Venezuela embraces radical devaluation
Barclays estimates 300% fall in bolivar; deficit should fall to 10%.
A 300% devaluation in Venezuela’s currency should enable the government to reduce the public-sector deficit, but PDVSA, the state-owned oil company, is expected to issue up to $6 billion in debt this year to help plug the remaining gap.
Last year, Venezuela had a public-sector deficit of 16% of GDP, one of the highest in the emerging markets, according to Barclays. This forced the central bank to turn on the printing presses: for the year to January, the broad money supply increased by 76%, which in turn led to 56% inflation, one of the highest rates in the world.
During the past two months, Venezuela has introduced reforms to its complicated exchange-rate controls, resulting in three official systems. Dollars are sold at the official rate by exchange control agency Cadivi (recently renamed Cencoex) and the official rate is currently Bs6.30 to the dollar.
In 2013, authorities launched the Sicad (the Spanish acronym for the complementary foreign exchange system), an auction process that is an alternative source of foreign exchange for firms and individuals that were not on the Cadivi list of priorities.
On March 24, the government introduced the Sicad II system, designed to be a free market in which individuals and firms can purchase foreign exchange without restrictions at the current price. Bids and offers are collected by authorized intermediaries, which submit them to the central bank. Currently, under Sicad I auctions, dollars can be purchased at around Bs11 each, whereas under Sicad II dollars can be acquired at around Bs51.80.
Initially, the government expected to sell around $60 million a day under the Sicad II system, but in practice it has been selling around $45 million. Venezuela also has a black market for the dollar; at the start of the year dollars were being sold on this at around Bs80. The latest reforms have caused a tightening in this market; it is now trading at around Bs67 to the dollar.
The government has not formally devalued the currency, but the changes have resulted in a de facto depreciation. Barclays estimates that this year the government will sell $12 billion under the Cencoex system, $7.4 billion under Sicad I and $11.6 billion under Sicad II.
| Workers demonstrate in
February over the lack of
dollars to pay for imported
Barclays says these auctions result in an overall implied exchange rate of Bs21.50 to the dollar, a 300% depreciation from the only official exchange rate available this time last year. “A huge devaluation is taking place,” says Alejandro Arreaza, Venezuela analyst at Barclays. “This should enable the government to gradually reduce the fiscal deficit, as one of the biggest sources of government revenue is oil exports and the government is now receiving many more bolivares once the dollars are converted. In time, inflation should also fall.”
Originally, Barclays estimated that the changes would increase government revenues by around 12%, but as smaller amounts are being auctioned under Sicad II than forecast, it says the rise will not be as high as first thought. It now predicts that the public-sector deficit will drop from 16% to between 10% and 11% of GDP this year.
Overall, Venezuela’s economic fundamentals are the worst of any emerging market economy.
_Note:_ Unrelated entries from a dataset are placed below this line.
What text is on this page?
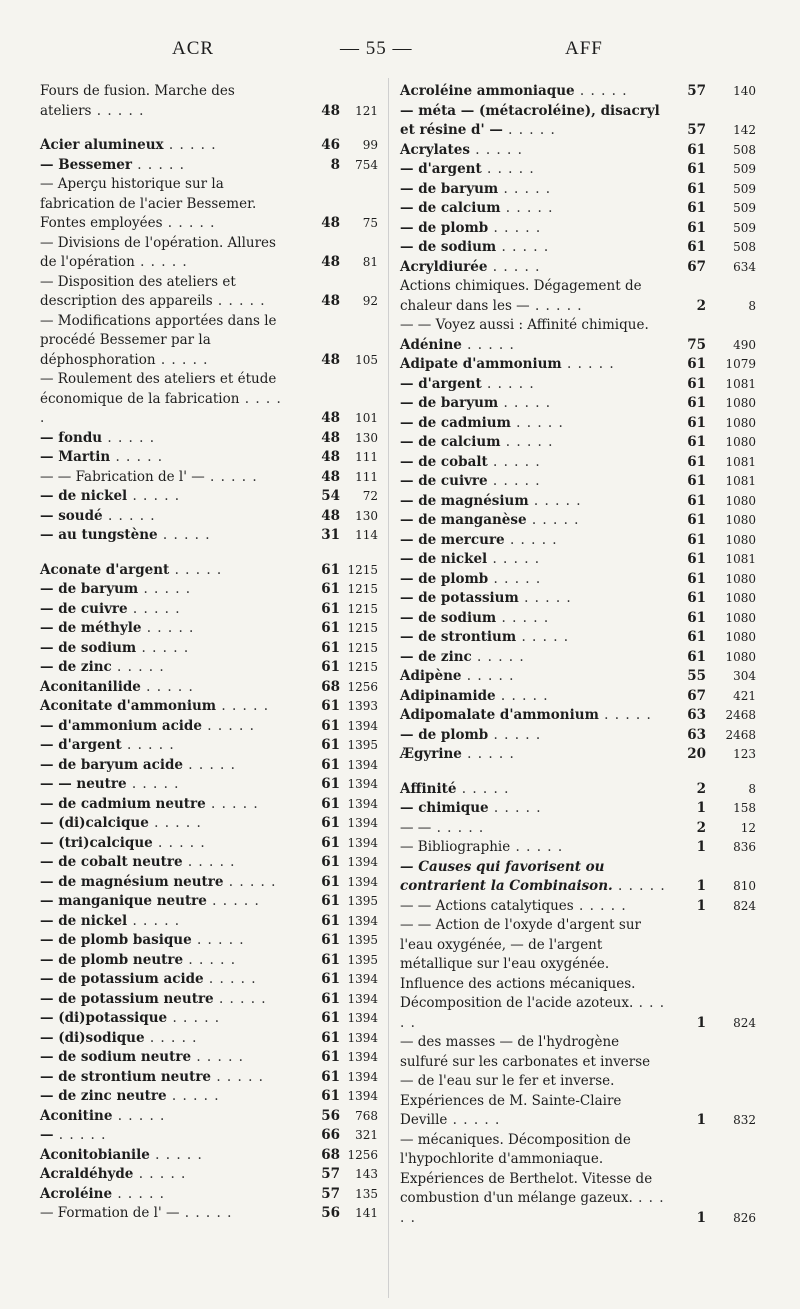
ACR	— 55 —	AFF
Fours de fusion. Marche des ateliers . . . . .	48	121
Acier alumineux . . . . .	46	99
— Bessemer . . . . .	8	754
— Aperçu historique sur la fabrication de l'acier Bessemer. Fontes employées . . . . .	48	75
— Divisions de l'opération. Allures de l'opération . . . . .	48	81
— Disposition des ateliers et description des appareils . . . . .	48	92
— Modifications apportées dans le procédé Bessemer par la déphosphoration . . . . .	48	105
— Roulement des ateliers et étude économique de la fabrication . . . . .	48	101
— fondu . . . . .	48	130
— Martin . . . . .	48	111
— — Fabrication de l' — . . . . .	48	111
— de nickel . . . . .	54	72
— soudé . . . . .	48	130
— au tungstène . . . . .	31	114
Aconate d'argent . . . . .	61 1215
— de baryum . . . . .	61 1215
— de cuivre . . . . .	61 1215
— de méthyle . . . . .	61 1215
— de sodium . . . . .	61 1215
— de zinc . . . . .	61 1215
Aconitanilide . . . . .	68 1256
Aconitate d'ammonium . . . . .	61 1393
— d'ammonium acide . . . . .	61 1394
— d'argent . . . . .	61 1395
— de baryum acide . . . . .	61 1394
— — neutre . . . . .	61 1394
— de cadmium neutre . . . . .	61 1394
— (di)calcique . . . . .	61 1394
— (tri)calcique . . . . .	61 1394
— de cobalt neutre . . . . .	61 1394
— de magnésium neutre . . . . .	61 1394
— manganique neutre . . . . .	61 1395
— de nickel . . . . .	61 1394
— de plomb basique . . . . .	61 1395
— de plomb neutre . . . . .	61 1395
— de potassium acide . . . . .	61 1394
— de potassium neutre . . . . .	61 1394
— (di)potassique . . . . .	61 1394
— (di)sodique . . . . .	61 1394
— de sodium neutre . . . . .	61 1394
— de strontium neutre . . . . .	61 1394
— de zinc neutre . . . . .	61 1394
Aconitine . . . . .	56	768
— . . . . .	66	321
Aconitobianile . . . . .	68 1256
Acraldéhyde . . . . .	57	143
Acroléine . . . . .	57	135
— Formation de l' — . . . . .	56	141
Acroléine ammoniaque . . . . .	57	140
— méta — (métacroléine), disacryl et résine d' — . . . . .	57	142
Acrylates . . . . .	61	508
— d'argent . . . . .	61	509
— de baryum . . . . .	61	509
— de calcium . . . . .	61	509
— de plomb . . . . .	61	509
— de sodium . . . . .	61	508
Acryldiurée . . . . .	67	634
Actions chimiques. Dégagement de chaleur dans les — . . . . .	2	8
— — Voyez aussi : Affinité chimique.
Adénine . . . . .	75	490
Adipate d'ammonium . . . . .	61	1079
— d'argent . . . . .	61	1081
— de baryum . . . . .	61	1080
— de cadmium . . . . .	61	1080
— de calcium . . . . .	61	1080
— de cobalt . . . . .	61	1081
— de cuivre . . . . .	61	1081
— de magnésium . . . . .	61	1080
— de manganèse . . . . .	61	1080
— de mercure . . . . .	61	1080
— de nickel . . . . .	61	1081
— de plomb . . . . .	61	1080
— de potassium . . . . .	61	1080
— de sodium . . . . .	61	1080
— de strontium . . . . .	61	1080
— de zinc . . . . .	61	1080
Adipène . . . . .	55	304
Adipinamide . . . . .	67	421
Adipomalate d'ammonium . . . . .	63	2468
— de plomb . . . . .	63	2468
Ægyrine . . . . .	20	123
Affinité . . . . .	2	8
— chimique . . . . .	1	158
— — . . . . .	2	12
— Bibliographie . . . . .	1	836
— Causes qui favorisent ou contrarient la Combinaison. . . . . .	1	810
— — Actions catalytiques . . . . .	1	824
— — Action de l'oxyde d'argent sur l'eau oxygénée, — de l'argent métallique sur l'eau oxygénée. Influence des actions mécaniques. Décomposition de l'acide azoteux. . . . . .	1	824
— des masses — de l'hydrogène sulfuré sur les carbonates et inverse — de l'eau sur le fer et inverse. Expériences de M. Sainte-Claire Deville . . . . .	1	832
— mécaniques. Décomposition de l'hypochlorite d'ammoniaque. Expériences de Berthelot. Vitesse de combustion d'un mélange gazeux. . . . . .	1	826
Barclays predicts economic contraction of 1.8% this year, combined with an inflation rate above 60%. The economic deterioration is largely attributable to a reduction in government expenditure that has been exacerbated by student protests this year that have paralysed large parts of the country. Some industries have also suffered big falls in production because they have not been able to access dollars to purchase inputs (for example, car production dropped by 80% during the first quarter, according to Barclays).
“It’s impossible to calculate the public deficit accurately,” says Alberto Ramos, Venezuela analyst at Goldman Sachs. “The government makes no concrete data available so everything is a wild guess. Furthermore, the inflation rate of 60% does not take into account many non-pecuniary costs that people suffer. One-third of goods are not available in supermarkets and often people have to queue for ages to attain those goods that are available.”
Venezuela has the highest yield on its sovereign debt among emerging market countries – in April yields on 10-year government debt stood at 12.77%. “We think this reflects a fundamental mispricing on the part of the markets,” says Francisco Rodríguez, Venezuela analyst at Bank of America Merrill Lynch. “Investors think the sovereign has a problem with its capacity to repay debt. However, the recent devaluation should help the fiscal position, and it should never be forgotten that Venezuela sits on the world’s biggest proven oil reserves.”